Online poker and competitive gaming both share the unusual distinction of being activities that straddle the blurry definitions of sports and games – and that are both the product of modern technology and the internet, they share far more commonalities than differences.

This has, in recent years, given rise to lively debate around whether poker itself is an esport. Today, we now find leading esports athletes like Lex Veldhuis actively prioritizing poker over his first love, the classic RTS StarCraft, and Twitch – home of the global esports scene, has increasingly begun to serve as a base for major poker tournaments. 

Suffice to say, this ongoing cross-pollination is only going to become more prominent as time passes. If one looks at esports as encompassing all ‘electronic sports’, then there can be no doubt that poker is not only an esport, but actually one of the oldest and best established popular today.


While poker is old by video game standards, it has nothing on chess. The so-called ‘game of kings’ dates all the way back to ancient India, and has remained remarkably, and consistently, popular ever since. 
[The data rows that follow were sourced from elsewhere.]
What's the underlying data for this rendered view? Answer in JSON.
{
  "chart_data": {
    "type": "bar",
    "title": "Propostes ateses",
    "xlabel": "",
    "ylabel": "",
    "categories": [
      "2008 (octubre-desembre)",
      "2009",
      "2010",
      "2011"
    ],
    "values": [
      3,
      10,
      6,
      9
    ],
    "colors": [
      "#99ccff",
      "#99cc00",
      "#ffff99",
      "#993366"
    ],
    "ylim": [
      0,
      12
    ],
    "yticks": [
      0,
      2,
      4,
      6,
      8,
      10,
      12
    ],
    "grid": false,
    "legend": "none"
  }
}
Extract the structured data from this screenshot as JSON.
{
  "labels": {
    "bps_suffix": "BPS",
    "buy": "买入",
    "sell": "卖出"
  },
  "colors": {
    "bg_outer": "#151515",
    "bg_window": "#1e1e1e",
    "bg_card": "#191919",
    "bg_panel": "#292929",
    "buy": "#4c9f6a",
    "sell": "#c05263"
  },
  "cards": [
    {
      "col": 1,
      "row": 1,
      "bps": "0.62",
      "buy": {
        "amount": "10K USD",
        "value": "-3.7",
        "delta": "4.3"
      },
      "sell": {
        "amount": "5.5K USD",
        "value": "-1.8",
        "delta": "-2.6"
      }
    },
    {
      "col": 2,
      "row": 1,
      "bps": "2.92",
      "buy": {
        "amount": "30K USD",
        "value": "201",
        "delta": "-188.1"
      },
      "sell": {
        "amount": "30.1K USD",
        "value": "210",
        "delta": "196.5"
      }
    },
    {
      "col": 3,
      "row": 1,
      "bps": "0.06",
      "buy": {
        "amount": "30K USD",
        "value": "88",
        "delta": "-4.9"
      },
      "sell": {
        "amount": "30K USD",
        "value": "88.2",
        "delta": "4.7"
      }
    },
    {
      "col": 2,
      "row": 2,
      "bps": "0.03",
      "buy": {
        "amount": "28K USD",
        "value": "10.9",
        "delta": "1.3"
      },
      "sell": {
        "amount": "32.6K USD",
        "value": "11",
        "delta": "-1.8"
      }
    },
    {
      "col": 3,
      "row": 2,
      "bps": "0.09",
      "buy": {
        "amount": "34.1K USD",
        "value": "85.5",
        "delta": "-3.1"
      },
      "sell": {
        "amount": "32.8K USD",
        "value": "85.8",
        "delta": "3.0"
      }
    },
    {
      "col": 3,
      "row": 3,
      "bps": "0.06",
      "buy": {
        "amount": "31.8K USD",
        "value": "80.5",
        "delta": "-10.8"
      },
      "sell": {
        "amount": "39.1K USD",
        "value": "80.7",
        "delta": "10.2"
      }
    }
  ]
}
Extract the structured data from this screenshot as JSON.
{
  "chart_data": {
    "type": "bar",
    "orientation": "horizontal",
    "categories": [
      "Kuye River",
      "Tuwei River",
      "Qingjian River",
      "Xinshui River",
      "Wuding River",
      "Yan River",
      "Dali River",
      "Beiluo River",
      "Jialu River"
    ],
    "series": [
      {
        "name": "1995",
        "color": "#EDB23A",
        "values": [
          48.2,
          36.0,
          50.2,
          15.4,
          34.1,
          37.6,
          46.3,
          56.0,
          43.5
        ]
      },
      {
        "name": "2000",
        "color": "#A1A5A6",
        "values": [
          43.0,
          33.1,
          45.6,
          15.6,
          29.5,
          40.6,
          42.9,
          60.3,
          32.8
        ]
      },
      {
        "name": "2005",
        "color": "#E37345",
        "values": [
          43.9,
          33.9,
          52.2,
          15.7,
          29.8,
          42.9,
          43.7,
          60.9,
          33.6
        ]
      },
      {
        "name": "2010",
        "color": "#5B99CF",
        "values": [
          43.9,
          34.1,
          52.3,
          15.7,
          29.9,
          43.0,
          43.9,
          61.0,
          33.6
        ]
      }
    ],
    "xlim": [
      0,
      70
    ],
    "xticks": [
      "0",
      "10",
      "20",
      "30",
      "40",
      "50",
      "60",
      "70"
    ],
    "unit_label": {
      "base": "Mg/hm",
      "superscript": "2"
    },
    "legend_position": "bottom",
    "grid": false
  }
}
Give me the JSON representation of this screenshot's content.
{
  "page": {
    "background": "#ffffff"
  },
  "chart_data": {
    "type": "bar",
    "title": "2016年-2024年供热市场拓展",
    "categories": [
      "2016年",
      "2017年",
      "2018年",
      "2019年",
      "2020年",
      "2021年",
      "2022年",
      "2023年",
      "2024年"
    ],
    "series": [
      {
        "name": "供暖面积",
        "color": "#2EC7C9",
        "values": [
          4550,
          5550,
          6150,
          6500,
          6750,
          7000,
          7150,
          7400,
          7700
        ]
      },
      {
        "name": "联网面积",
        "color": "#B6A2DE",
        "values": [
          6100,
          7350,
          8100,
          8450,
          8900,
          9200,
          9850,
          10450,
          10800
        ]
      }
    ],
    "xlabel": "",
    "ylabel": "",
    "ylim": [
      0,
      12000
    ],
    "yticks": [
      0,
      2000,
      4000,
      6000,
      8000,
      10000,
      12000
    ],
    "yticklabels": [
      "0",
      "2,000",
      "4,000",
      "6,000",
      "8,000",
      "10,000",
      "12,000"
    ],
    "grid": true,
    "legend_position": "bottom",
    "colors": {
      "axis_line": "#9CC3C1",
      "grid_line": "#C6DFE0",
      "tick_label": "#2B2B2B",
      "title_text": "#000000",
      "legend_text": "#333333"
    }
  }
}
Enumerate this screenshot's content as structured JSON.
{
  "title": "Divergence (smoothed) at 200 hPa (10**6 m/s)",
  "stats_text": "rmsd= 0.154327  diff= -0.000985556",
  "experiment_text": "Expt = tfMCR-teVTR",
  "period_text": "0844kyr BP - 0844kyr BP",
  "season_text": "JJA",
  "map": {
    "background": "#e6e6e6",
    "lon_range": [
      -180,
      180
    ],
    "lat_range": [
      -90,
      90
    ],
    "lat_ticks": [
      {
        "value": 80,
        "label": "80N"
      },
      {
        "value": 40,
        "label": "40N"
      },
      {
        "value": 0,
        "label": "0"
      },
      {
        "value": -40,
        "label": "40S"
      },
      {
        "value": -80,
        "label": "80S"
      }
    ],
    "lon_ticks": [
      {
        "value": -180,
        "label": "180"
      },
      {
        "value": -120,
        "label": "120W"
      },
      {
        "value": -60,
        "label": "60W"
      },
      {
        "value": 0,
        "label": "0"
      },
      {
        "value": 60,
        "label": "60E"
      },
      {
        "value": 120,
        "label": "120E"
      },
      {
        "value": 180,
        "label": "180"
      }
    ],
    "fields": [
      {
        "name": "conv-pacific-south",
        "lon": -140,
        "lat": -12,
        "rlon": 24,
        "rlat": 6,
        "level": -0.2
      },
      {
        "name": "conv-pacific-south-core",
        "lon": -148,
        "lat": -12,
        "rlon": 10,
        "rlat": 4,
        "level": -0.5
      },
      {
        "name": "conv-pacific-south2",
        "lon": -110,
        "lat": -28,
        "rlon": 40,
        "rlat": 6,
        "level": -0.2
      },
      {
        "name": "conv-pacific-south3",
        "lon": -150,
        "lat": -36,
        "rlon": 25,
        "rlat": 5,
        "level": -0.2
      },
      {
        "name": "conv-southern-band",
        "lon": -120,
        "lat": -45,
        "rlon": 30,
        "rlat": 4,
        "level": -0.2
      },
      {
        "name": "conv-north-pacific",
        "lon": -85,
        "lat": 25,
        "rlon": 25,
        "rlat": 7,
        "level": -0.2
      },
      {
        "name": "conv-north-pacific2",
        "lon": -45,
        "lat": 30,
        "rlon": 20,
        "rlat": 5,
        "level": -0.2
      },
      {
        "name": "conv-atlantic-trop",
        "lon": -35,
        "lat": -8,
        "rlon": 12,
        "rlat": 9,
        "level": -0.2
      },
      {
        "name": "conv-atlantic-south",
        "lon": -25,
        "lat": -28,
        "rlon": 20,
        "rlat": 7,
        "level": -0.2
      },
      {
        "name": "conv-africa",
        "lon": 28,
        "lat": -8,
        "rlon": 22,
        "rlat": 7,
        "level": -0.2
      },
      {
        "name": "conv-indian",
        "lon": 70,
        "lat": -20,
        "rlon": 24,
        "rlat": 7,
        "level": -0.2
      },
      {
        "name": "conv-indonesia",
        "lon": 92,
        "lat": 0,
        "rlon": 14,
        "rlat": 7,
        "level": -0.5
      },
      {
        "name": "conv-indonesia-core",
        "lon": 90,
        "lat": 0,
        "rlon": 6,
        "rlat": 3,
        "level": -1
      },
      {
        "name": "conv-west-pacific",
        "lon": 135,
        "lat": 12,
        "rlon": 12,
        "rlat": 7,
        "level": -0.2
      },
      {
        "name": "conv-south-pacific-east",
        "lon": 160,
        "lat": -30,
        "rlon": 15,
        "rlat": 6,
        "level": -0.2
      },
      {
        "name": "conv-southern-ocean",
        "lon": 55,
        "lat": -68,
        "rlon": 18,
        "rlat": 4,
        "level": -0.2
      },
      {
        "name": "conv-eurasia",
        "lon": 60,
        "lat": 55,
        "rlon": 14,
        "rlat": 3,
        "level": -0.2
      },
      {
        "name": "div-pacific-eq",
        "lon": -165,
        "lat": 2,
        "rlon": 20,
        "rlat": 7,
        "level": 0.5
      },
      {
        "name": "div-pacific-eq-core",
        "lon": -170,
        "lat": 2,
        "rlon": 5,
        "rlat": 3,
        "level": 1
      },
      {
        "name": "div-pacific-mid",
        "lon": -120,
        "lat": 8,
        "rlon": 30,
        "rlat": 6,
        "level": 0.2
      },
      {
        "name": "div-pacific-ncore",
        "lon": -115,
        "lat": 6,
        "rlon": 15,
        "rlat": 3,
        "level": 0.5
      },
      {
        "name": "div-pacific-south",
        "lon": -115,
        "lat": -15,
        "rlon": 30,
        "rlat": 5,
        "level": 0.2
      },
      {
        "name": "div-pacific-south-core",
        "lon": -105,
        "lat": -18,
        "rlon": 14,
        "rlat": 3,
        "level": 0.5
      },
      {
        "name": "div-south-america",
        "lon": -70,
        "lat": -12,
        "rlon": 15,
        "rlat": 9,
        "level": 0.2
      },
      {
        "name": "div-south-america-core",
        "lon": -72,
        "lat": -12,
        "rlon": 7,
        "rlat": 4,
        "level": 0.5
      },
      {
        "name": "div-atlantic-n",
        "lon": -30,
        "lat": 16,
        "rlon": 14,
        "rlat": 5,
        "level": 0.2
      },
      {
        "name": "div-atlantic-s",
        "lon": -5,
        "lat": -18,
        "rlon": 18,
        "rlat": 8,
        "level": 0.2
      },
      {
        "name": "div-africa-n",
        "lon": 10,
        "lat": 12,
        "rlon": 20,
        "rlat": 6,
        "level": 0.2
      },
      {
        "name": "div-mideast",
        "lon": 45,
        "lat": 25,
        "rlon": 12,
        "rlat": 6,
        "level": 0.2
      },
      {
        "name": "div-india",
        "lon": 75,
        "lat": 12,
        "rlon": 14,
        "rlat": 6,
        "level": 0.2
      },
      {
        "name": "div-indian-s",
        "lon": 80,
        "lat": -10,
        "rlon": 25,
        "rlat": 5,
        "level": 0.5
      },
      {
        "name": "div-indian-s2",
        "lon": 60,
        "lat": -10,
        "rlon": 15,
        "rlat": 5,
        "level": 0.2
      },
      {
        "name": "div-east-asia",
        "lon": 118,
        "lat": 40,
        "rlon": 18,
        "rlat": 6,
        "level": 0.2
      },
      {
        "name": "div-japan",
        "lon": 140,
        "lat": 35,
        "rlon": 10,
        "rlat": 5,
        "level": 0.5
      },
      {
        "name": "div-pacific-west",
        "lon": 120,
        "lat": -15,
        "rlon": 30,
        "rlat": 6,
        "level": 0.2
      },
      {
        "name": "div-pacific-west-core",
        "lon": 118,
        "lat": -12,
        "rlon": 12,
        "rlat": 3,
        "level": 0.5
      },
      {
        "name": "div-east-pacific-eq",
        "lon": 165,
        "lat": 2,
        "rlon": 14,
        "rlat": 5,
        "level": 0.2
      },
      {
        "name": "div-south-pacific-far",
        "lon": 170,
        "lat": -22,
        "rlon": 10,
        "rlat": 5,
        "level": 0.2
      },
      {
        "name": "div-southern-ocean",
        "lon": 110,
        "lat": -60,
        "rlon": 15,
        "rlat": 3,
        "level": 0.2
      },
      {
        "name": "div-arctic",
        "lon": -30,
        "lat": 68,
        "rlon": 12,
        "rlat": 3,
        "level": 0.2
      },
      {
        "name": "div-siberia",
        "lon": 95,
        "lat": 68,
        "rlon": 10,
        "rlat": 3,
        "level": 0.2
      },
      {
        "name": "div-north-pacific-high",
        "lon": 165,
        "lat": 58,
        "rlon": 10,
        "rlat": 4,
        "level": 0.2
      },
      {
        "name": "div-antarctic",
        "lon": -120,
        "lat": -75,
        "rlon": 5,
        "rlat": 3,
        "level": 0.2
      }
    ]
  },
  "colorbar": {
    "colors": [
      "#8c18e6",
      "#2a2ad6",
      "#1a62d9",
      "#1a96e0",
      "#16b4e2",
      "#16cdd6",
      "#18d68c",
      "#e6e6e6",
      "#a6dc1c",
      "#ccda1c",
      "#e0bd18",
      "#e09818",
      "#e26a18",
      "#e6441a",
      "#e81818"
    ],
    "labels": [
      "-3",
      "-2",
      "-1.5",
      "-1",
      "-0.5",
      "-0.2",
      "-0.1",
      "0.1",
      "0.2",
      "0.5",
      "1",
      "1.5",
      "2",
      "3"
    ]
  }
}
Nowadays, the most popular way to engage with chess is through the game’s de-facto community HQ,, which hosts millions of active players competing in thousands of games a day. 

Notably, in recent years chess has enjoyed a significant resurgence in popular appeal, with the runaway success of Netflix‘s The Queen’s Gambit considered a noteworthy driver in introducing the nuances and excitement of this game to a new generation.

Elsewhere, the historic run of victories of Magnus Carlsen the ‘bad boy of chess’ has further helped renovate chess’ stuffy image, making it more palatable to the TikTok demographic. 

Much like poker, chess occupies the ill-defined gray area between ‘game’ and ‘sport’, and thus its online variants can lay a decent claim to being an esport. Supposing we can safely define chess as an esport – then it may just be the fastest growing competitive game in the world today.

Further validation of chess’ categorization as a sport comes by way of an ongoing IOC application to have chess included among the official roster of Olympic games – which, if it succeeds, may result in it being granted the status as the world’s first true Olympic Esport.